Though Zervigon notes there is no fiscal note predicting a boon in sales taxes for parishes as a result of the change, as a business owner himself, he anticipates easier filing would mean increased collections and potential increases in funding for school districts.
“It absolutely preserves local control. The local government entity gets to set up the sales tax rate that the voters have approved and gets to enforce collections and audit our local collections,” he said.
Asked about the State Bond Commission’s delay in funds to the city last year after stricter COVID-19 protocols were passed, he said he doesn’t think that will be a problem here.
“They did a little theatrical thing where they delayed it and it was very unfortunate and ridiculous,” he said. “This is going to set up a system that works automatically.”
Zervigon thinks the board’s composition will protect local interests.
“It requires a two-thirds majority to set the rules or change the rules so I think we should be satisfied that the local voice will be protected,” he said. “I’m satisfied with the framework and the basic protections that have been laid out. The rest is just the establishment of the computer system.”

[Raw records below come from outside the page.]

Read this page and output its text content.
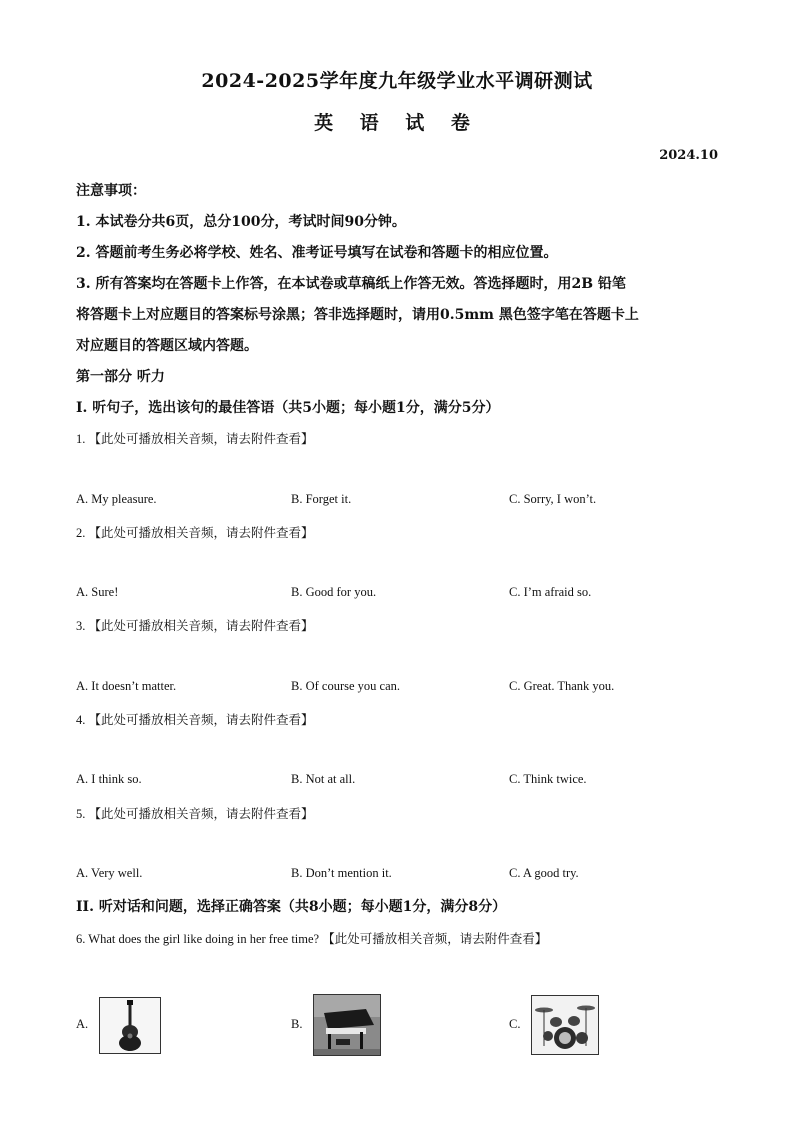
2024-2025学年度九年级学业水平调研测试
英 语 试 卷
2024.10
注意事项：
1. 本试卷分共6页，总分100分，考试时间90分钟。
2. 答题前考生务必将学校、姓名、准考证号填写在试卷和答题卡的相应位置。
3. 所有答案均在答题卡上作答，在本试卷或草稿纸上作答无效。答选择题时，用2B 铅笔
将答题卡上对应题目的答案标号涂黑；答非选择题时，请用0.5mm 黑色签字笔在答题卡上
对应题目的答题区域内答题。
第一部分 听力
I. 听句子，选出该句的最佳答语（共5小题；每小题1分，满分5分）
1. 【此处可播放相关音频，请去附件查看】
A. My pleasure.	B. Forget it.	C. Sorry, I won’t.
2. 【此处可播放相关音频，请去附件查看】
A. Sure!	B. Good for you.	C. I’m afraid so.
3. 【此处可播放相关音频，请去附件查看】
A. It doesn’t matter.	B. Of course you can.	C. Great. Thank you.
4. 【此处可播放相关音频，请去附件查看】
A. I think so.	B. Not at all.	C. Think twice.
5. 【此处可播放相关音频，请去附件查看】
A. Very well.	B. Don’t mention it.	C. A good try.
II. 听对话和问题，选择正确答案（共8小题；每小题1分，满分8分）
6. What does the girl like doing in her free time? 【此处可播放相关音频，请去附件查看】
A.	B.	C.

Board member Katie Baudouin also endorsed the amendment along with Zervigon. In a phone call Wednesday, board member Nolan Marshall Jr. said he has not taken a position at this time. Member J.C. Romero said he did not have a public position either.
Board members Ethan Ashley, John Brown Sr. and Olin Parker did not respond to requests for comment.
Back at the city, Schwartz reiterated that the administration agreed with business groups that sales tax collections need to be streamlined. But he argued that the state should be using the framework it already created in 2019 to collect online sales taxes.
“It’s already multi-parish, it covers all 64 parishes in the state, and streamlines for any business,” Schwartz said. “We already have that solution. And so creating yet another committee with as-yet undefined roles and responsibilities and makeup, seems like the politicization of something we’re already doing really well through the online portal.”